One other minor quibble for me is the speaker on the bottom of the phone. It’s just about loud enough to be acceptable (although it pales in comparison to any phone with a dual front-facing setup), but the placement of it means that if you’re holding the phone horizontally in your hands (as you would to watch any video), it’s really easy to block the speakers, and therefore virtually all the sound.
Camera-wise the YotaPhone 2 doesn’t bring any surprises – it offers an 8-megapixel snapper on the rear and a 2-megapixel front-facing sensor for video calling and selfies (although, as already noted, you can use the rear camera for selfies with this phone).
While it doesn’t sound great on paper in comparison to the competition, the performance of the main camera was actually fairly reasonable in bright conditions, although the resulting shots tended to be a bit ‘lost’ in the shadows and were often a bit confused regarding color balance.
With less emphasis on the camera come fewer options to play around with, but there’s enough here for serviceable, if not overly artistic, snaps. Check out the few test images below.
With a short time for testing, the long-term verdict on battery life is still out for the YotaPhone 2, and exactly how long you get out of it will vary massively depending on how much you use that rear display for normal phone functions like calls, SMS and emails. Yota says that the Yota Energy mode adds an average of 8.5 hours battery life though. This mode is also configurable, allowing you to control exactly what is switched on or switched off when trying to conserve juice.
In short, if you were to ignore the rear display entirely, this would be a charge everyday device. With the EPD option always on the rear, now if you do forget to charge it, all isn’t lost – you can just use the EPD until you find some more power.

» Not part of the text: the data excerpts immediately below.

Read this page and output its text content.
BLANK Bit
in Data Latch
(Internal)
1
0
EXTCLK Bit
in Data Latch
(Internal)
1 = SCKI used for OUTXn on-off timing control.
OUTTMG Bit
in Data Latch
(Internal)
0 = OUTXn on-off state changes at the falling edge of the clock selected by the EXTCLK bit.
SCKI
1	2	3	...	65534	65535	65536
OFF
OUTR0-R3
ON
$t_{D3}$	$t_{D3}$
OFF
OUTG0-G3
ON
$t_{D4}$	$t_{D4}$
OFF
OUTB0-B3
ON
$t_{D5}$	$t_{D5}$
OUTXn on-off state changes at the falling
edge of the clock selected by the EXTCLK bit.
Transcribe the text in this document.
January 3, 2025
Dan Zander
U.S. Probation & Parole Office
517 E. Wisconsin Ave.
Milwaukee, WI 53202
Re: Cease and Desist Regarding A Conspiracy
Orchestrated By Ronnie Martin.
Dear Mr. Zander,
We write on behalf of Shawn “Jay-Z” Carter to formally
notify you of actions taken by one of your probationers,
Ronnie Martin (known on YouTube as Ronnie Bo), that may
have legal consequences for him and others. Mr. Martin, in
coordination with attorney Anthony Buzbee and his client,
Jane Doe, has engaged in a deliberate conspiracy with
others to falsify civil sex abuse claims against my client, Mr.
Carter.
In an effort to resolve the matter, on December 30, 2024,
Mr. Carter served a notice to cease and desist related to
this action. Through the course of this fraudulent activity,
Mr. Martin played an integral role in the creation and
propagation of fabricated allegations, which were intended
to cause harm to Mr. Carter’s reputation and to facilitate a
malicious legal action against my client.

A real differentiator, not just a gimmick
If you’re considering the YotaPhone 2, you’re considering a phone that’s dinstinctly different to most on the market – and for some people that would be enough. Where the first YotaPhone delivered in theory, the second actually gets a lot closer to delivering an experience you could live with in reality. As stated many times already, having a full touchscreen display on the rear and adding the Yota Mirror functionality makes this device leaps and bounds ahead of the first generation model that just didn’t quite make sense.
While the rear screen gives longer-than-average potential battery life, it functions as far more than that – it’s a differentiator in a sea of phones that no other handset on the market can offer, but it comes at a cost. At points the EPD will downright frustrate you until you learn exactly how everything works, and building out the rear display means that other hardware tweaks around biometrics or fitness tracking are missing here but present on rival devices. Having tested it for just a few days, I’d need a longer period of time to be able to evaluate the genuine benefits of using a dual-screened device as my ‘daily driver’ beyond simple battery gains, but I’d rather have a second screen than a heart rate sensor buried somewhere.
The YotaPhone 2 won’t be to everyone’s taste, and you’ll need to spend some time picking your preferences and getting used to the rear display, but if you can force the habit, then the device offers genuinely useful functionality that you’re not going to find on current HTCs, Samsungs and iPhones. It just misses out some of the bells, whistles and refinements those devices offer to achieve its goals.
The YotaPhone 2 is available from YotaPhone.com priced at £555 in the UK and around €700 for Europe.